Review of the MMP voting system
What is the review about?
The purpose of the review is to recommend changes to the way MMP works, and will give everybody the chance to have their say on improvements that might be made to the MMP voting system.
The review was triggered as a result of the 26 November 2011 referendum on the voting system, held in conjunction with the General Election.
What was the result of the referendum?
There were two questions asked in the referendum. The first question asked voters if they wanted to keep MMP as the voting system we use or change to a different system. The second question asked voters to choose between four alternative voting systems if there was a change.
Because 57.77 % of voters opted to keep MMP, an independent review must now be set up to ask people about possible changes to MMP.
How did it come about?
The review forms part of a package of electoral reforms initiated in 2010 which included new electoral finance laws and a review of New Zealand’s constitutional arrangements. More information about these initiatives is available at the Ministry of Justice website.
In December 2010 the Electoral Referendum Act 2010 was passed which set out the details of the referendum on the voting system. The referendum was held at the same time as the 2011 General Election.
Why was the referendum held at the same time as the 2011 General Election?
The referendum was an opportunity for New Zealanders to have their say on the voting system we use to elect our Parliaments in the future.
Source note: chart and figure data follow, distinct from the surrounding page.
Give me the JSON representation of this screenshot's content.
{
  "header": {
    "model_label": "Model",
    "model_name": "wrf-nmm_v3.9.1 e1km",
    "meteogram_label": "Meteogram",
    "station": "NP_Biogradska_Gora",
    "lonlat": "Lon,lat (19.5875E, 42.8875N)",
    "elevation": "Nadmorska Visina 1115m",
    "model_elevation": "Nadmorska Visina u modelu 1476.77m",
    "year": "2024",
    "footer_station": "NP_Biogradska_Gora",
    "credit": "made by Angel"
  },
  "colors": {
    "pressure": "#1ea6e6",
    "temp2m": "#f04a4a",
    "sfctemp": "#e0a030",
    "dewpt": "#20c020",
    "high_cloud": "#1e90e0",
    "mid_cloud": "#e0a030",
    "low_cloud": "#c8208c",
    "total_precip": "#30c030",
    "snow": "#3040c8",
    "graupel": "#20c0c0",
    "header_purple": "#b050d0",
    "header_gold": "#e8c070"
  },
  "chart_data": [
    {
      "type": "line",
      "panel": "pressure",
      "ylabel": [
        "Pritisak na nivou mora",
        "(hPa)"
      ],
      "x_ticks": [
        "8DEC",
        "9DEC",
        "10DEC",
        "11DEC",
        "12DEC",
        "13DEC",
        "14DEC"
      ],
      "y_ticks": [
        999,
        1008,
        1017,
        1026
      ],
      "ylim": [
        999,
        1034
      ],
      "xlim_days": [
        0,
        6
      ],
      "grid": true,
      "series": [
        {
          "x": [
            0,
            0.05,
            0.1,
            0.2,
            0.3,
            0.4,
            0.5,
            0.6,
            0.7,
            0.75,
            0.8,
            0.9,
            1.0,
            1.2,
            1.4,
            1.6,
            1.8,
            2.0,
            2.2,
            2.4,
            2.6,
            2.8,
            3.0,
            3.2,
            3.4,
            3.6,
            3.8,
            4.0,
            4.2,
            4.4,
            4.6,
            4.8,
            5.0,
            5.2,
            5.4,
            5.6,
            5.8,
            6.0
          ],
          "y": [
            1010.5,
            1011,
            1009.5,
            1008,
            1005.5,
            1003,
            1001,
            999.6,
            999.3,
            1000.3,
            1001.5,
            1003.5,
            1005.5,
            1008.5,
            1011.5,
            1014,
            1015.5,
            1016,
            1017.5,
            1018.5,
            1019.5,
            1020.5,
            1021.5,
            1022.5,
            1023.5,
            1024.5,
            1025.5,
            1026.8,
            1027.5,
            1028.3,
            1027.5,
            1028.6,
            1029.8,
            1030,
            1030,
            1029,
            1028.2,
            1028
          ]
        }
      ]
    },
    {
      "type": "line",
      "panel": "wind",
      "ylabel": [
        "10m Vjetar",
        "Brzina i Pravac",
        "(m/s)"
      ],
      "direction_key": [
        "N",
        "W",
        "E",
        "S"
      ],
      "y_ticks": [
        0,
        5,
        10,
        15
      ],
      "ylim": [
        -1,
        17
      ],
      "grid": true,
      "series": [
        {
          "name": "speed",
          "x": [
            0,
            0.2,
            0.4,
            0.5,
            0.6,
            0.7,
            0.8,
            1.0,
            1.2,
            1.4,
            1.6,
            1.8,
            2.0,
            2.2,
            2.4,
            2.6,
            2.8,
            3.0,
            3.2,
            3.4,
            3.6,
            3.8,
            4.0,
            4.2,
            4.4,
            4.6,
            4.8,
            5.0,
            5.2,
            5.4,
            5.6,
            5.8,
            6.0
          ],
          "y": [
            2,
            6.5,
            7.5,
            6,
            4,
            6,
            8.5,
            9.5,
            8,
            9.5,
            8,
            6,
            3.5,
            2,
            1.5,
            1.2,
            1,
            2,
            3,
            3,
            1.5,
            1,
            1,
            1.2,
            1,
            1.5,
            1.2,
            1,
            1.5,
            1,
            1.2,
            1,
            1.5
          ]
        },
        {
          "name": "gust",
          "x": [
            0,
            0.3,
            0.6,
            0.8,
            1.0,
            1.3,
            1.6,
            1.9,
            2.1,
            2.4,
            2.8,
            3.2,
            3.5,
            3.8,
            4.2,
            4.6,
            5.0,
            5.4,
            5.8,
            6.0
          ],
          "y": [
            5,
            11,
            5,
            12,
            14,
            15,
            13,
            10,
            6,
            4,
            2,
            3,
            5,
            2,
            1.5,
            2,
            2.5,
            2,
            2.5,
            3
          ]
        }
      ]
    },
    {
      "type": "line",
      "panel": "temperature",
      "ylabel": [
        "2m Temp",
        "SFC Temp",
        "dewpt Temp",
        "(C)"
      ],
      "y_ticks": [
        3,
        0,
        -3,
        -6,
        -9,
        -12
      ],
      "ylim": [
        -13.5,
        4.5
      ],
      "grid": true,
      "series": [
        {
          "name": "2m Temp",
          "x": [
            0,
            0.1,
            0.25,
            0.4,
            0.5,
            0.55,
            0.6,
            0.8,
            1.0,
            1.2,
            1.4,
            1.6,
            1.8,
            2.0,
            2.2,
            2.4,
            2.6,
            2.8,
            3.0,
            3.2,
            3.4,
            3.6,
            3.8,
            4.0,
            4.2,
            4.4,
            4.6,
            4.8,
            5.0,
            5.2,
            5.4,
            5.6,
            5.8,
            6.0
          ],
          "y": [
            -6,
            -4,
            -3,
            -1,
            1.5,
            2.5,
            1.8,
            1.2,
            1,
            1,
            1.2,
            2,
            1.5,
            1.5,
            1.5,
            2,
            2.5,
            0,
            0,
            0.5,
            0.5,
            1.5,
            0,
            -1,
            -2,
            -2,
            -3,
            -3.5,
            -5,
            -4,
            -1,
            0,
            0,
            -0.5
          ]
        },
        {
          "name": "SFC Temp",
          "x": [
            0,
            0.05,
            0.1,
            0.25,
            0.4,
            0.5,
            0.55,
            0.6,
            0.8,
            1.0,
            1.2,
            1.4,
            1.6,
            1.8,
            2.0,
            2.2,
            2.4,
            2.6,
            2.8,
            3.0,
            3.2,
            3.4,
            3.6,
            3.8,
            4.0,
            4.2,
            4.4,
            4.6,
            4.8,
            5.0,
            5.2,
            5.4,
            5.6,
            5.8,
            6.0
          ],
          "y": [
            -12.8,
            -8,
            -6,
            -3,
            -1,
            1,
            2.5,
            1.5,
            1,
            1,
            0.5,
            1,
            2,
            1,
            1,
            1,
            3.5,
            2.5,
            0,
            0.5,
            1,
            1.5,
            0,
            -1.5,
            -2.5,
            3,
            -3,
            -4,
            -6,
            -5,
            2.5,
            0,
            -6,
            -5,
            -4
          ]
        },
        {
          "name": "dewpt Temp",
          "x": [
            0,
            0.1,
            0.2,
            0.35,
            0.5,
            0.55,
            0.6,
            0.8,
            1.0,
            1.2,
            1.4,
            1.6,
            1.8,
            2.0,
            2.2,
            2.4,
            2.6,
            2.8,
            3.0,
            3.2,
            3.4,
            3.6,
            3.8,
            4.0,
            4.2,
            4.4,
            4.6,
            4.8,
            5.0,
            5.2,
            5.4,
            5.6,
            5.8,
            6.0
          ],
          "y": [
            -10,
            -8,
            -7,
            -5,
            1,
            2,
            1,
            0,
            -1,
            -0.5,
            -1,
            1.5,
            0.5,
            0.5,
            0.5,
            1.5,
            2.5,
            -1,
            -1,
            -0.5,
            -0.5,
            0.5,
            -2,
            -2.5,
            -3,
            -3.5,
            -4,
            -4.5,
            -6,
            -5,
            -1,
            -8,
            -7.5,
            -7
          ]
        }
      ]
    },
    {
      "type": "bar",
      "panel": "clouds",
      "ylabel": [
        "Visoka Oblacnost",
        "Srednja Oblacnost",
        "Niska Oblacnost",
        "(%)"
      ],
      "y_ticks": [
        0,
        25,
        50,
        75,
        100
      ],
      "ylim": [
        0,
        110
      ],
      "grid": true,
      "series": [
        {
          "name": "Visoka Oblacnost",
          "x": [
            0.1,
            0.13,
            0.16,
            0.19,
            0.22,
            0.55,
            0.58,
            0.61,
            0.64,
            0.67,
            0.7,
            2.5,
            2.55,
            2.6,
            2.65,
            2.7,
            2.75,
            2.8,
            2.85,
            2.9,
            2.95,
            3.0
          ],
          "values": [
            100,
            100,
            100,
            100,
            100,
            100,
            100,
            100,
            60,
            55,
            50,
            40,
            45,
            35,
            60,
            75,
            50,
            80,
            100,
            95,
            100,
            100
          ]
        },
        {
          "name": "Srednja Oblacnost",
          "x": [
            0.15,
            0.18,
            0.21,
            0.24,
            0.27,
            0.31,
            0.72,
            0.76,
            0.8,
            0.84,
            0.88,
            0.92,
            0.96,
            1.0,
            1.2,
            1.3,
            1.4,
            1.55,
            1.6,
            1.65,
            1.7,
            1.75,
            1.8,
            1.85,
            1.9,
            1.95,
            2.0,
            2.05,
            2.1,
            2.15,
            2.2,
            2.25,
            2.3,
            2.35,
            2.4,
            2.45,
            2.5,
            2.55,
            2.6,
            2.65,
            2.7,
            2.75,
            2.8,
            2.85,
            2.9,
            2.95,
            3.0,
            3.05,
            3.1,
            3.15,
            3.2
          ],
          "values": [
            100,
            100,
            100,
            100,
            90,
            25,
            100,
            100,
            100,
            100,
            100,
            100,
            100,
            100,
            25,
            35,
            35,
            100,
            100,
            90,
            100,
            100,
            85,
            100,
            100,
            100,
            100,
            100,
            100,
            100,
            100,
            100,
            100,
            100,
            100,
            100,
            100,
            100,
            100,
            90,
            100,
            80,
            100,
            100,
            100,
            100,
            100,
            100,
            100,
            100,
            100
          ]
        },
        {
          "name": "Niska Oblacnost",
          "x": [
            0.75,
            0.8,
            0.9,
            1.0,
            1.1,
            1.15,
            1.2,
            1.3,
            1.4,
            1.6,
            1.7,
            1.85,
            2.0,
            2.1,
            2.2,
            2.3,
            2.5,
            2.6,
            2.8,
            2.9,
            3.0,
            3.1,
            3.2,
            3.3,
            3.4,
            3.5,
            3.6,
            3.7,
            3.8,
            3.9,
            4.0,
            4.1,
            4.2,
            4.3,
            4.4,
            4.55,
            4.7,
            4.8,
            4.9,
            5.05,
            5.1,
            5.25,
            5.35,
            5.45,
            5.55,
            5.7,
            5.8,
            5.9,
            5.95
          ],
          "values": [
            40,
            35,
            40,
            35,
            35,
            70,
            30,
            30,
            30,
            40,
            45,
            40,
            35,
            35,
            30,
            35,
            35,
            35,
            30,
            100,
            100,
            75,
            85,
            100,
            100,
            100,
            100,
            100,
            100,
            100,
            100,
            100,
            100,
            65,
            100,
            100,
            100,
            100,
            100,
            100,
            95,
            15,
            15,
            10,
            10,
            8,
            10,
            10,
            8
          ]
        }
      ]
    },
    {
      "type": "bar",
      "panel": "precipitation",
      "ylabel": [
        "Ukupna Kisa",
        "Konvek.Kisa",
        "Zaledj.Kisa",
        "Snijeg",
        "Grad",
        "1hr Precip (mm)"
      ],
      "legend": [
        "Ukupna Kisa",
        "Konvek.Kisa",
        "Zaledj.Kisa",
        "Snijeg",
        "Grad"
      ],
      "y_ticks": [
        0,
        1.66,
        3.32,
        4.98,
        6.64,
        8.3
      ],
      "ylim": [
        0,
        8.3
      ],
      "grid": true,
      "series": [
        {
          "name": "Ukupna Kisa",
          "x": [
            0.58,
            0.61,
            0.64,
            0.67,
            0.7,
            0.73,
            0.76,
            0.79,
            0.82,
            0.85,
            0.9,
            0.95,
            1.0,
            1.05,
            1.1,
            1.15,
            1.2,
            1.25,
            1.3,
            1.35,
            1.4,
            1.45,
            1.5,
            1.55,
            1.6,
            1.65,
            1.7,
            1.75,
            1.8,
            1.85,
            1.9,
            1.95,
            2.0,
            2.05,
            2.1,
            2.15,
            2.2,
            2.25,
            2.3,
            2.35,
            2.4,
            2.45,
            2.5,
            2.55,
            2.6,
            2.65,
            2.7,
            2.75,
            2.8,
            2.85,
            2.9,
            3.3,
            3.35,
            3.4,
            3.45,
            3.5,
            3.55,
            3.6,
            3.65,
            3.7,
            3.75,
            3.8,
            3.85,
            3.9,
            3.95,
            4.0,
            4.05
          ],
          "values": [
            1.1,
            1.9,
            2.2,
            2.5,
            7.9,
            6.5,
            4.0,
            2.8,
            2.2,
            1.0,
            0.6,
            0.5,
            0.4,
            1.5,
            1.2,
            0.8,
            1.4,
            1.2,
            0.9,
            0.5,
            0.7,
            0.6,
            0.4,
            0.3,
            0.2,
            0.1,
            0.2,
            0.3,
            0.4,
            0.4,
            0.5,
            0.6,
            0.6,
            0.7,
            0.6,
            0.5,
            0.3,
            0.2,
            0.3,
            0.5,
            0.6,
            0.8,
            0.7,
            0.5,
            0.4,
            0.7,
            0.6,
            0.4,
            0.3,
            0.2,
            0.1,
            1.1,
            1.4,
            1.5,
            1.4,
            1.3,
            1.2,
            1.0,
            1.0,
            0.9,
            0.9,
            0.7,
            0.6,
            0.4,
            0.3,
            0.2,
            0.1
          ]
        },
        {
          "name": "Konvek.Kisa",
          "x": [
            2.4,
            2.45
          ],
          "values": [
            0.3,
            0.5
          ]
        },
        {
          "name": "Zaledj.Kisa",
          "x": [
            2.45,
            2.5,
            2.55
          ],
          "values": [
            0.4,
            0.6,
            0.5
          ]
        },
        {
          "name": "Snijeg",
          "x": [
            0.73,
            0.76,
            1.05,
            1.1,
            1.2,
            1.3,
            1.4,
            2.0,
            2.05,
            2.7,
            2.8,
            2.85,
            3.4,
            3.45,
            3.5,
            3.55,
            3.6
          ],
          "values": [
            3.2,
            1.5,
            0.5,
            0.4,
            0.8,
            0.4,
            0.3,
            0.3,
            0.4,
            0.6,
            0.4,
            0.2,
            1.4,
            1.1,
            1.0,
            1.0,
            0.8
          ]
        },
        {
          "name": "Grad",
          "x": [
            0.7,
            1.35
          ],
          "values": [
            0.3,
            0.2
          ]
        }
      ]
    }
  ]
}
Because it is an important constitutional issue, it was vital that as many voters as possible had their say. Holding the referendum at the same time as the General Election made it easy for voters to take part.
Who is doing the review of MMP?
The Electoral Commission (the Commission) is undertaking the review. It is an independent body.
What is being reviewed?
The Electoral Referendum Act 2010 sets out the issues the Commission must consider. These are—
- What thresholds parties should have to cross to qualify for an allocation of list seats in Parliament,
- Whether list MPs should be able to stand as candidates in a by-election,
- Whether a person should be able to stand as a candidate both for an electorate seat and on a party list,
- Whether voters or political parties should decide the order of candidates on a party list,
- What should happen when a party wins more electorate seats than it would be entitled to under its share of the party vote,
- The effects of population growth on the ratio of electorate seats to list seats, and
Parliament has excluded Māori representation and the number of Members of Parliament from the review.
The Minister of Justice or Parliament can direct the Commission to review other matters and the Commission itself has the power to include other aspects of the MMP voting system, including matters raised with it by the public.
What is not included in the review?
The Electoral Referendum Act 2010 does not allow the Commission to review the number of MPs we have, or Māori representation.
These issues are included in the review of New Zealand’s constitutional arrangements. Information about this review is available at the Ministry of Justice website.
Who decided what to review?
All the details about the review can be found in the Electoral Referendum Act 2010
Section 75 of the Electoral Referendum Act 2010—
(1) The Electoral Commission must commence a review of the mixed member proportional representation voting system for the House of Representatives as soon as practicable after the result of the referendum is declared under section 20.
(2) The purpose of the review is to—
(a) determine through a public consultative process whether changes to MMP are necessary or desirable; and
(b) make any recommendations for changes to the system to the Minister of Justice.
What is the timeline for the review?
The Commission must present a report to the Minister of Justice by 31 October 2012 with recommendations on whether any changes to MMP are necessary or desirable. As soon as practicable after receiving the report, the Minister must present a copy of it to Parliament.
What is the process for the review?
The public submission process begins on 13 February, with the launch of the dedicated website and consultation paper. Public submissions are open until the end of May, and can be made online, by email, by post and in person at public hearings.
Once all submissions are received, the Commission will develop a set of proposals, based on the information and views presented in submissions and from the public hearings. These will be released as a Proposal Paper in August, and the public will again be invited to comment.
A final recommendation paper will be presented to the Minister of Justice by 31 October.
How can the public get involved?
Any member of the public, either individually or representing a group or organisation, is invited to make a submission to the Commission. There are several ways to do this. Submissions can be made online, emailed, or on paper and can then be presented in person at public hearings. The public will also be invited to comment on the Proposal paper released in August.
What happens after the Commission’s report is presented?
It will be for Parliament to decide what to do with the Commission’s recommendations.